Avoiding excessive canopy growth is therefore crucial, and requires careful nitrogen management. Vines do not require large amounts of nitrogen, but it is an important nutrient for building strong canopies, especially when growth is rapid during the spring.
Tissue testing around flowering will be useful for determining crop requirements, and where additional nitrogen is needed, slow release foliar fertilisers can provide a useful top-up to a solid base level of soil nutrition, although should not be applied during flowering or grape set.
While soil-applied fertiliser remains important for building canopy, root uptake is inherently more reliant on moisture, potentially causing sudden spikes in availability, and resulting in surges of canopy growth.
Foliar fertilisers offer more predictable, efficient, plant uptake, and may be particularly useful for keeping vines going when soils are very dry. Indeed, if conditions turn dry again this season, they may be beneficial in any newly planted sites that struggled to get roots established in the very dry conditions witnessed last year, although growers cannot rely on foliar fertilisers alone for building large amounts of extension growth.
Many different foliar nitrogen fertilisers are available, including a new product called R-Leaf. It is made up of photocatalyst particles that remain on the leaf surface and convert atmospheric nitrogen oxide (NOx) pollutants, namely nitrous oxide, nitric oxide and nitrogen dioxide, into a nitrate form that can be taken up by the plant.

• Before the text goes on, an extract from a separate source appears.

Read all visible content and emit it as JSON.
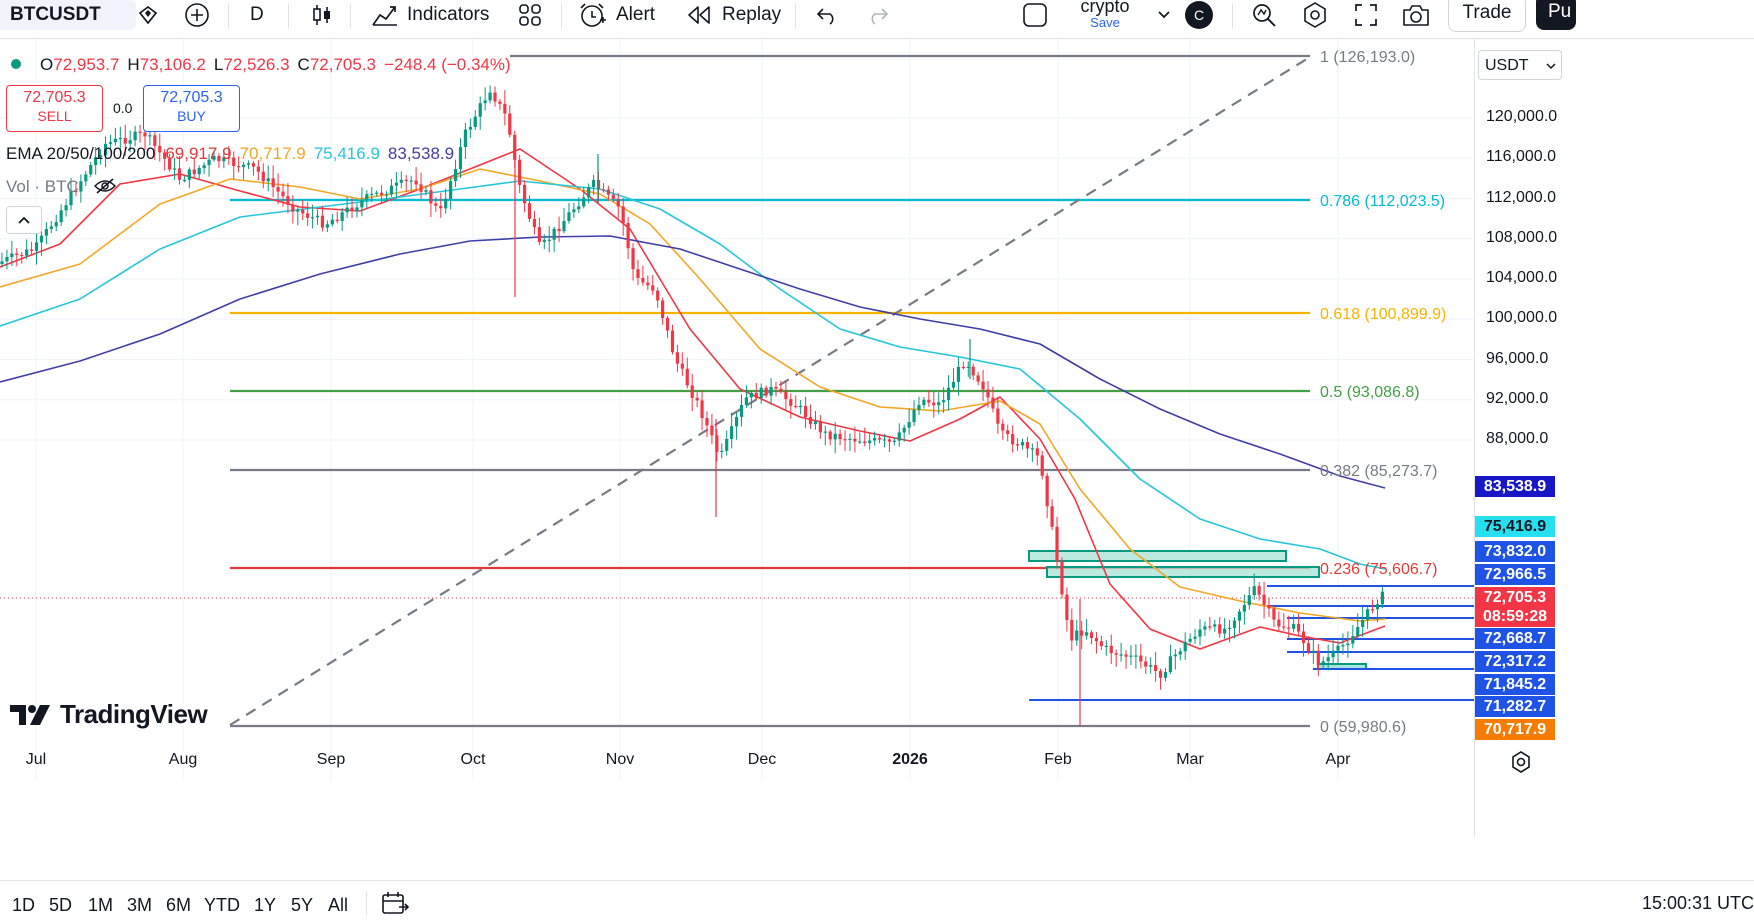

The green credentials sound promising, especially for growers looking to reduce their carbon footprint, however as a new product to the market, we need to see its performance in UK conditions before drawing firm conclusions.
Another useful option for Phomopsis and powdery mildew control is the milled sulphur product, Thiopron. A single application at woolly bud stage, also offers some protection against Erinose mite, but in high-risk crops, such as where high levels of mite were seen the previous year, two applications may be needed; one at early woolly bud and another at late woolly bud.
Mancozeb was one of just two active ingredients approved for Phomopsis control in grape vines, the other being kresoxim-methyl. The latter still has some activity against Phomopsis, although its greatest strength is against powdery mildew.
Downy mildew options
While good canopy management, strict vineyard hygiene, and other cultural techniques will help manage downy mildew risk, unlike Phomopsis, it can be more challenging to control with such methods alone.
A useful supporting measure is the targeted application of nutritional products that fortify the plant’s natural defence mechanisms, such as Procrop ISR, giving vines greater resilience to disease infection.
Such biostimulants are purely a protectant strategy though, so programmes need to start early in the season once there is sufficient green leaf area for uptake, and while disease risk is still low, with no visible signs of infection.
It is worth monitoring conditions to identify when downy mildew risk is likely to increase, using the 10-10-24 rule as a guide; 10mm of rain during a period when temperature is more than 10°C for 24 hours.
Once disease risk increases, it can be worth applying a good quality phosphite (e.g. Phorce) to further improve the robustness of plants to infection. Phosphites have been shown to stimulate production of antimicrobial compounds (phytoalexins), thereby enhancing the vine’s natural disease defence mechanism.
Deploying stimulants to promote resistance to disease is useful, but during severe disease pressure, or at sensitive growth stages like flowering, there is no substitute for fungicides based on actives such as metalaxyl-M, amisulbrom, ametoctradin + dimethomorph, cymoxanil or copper.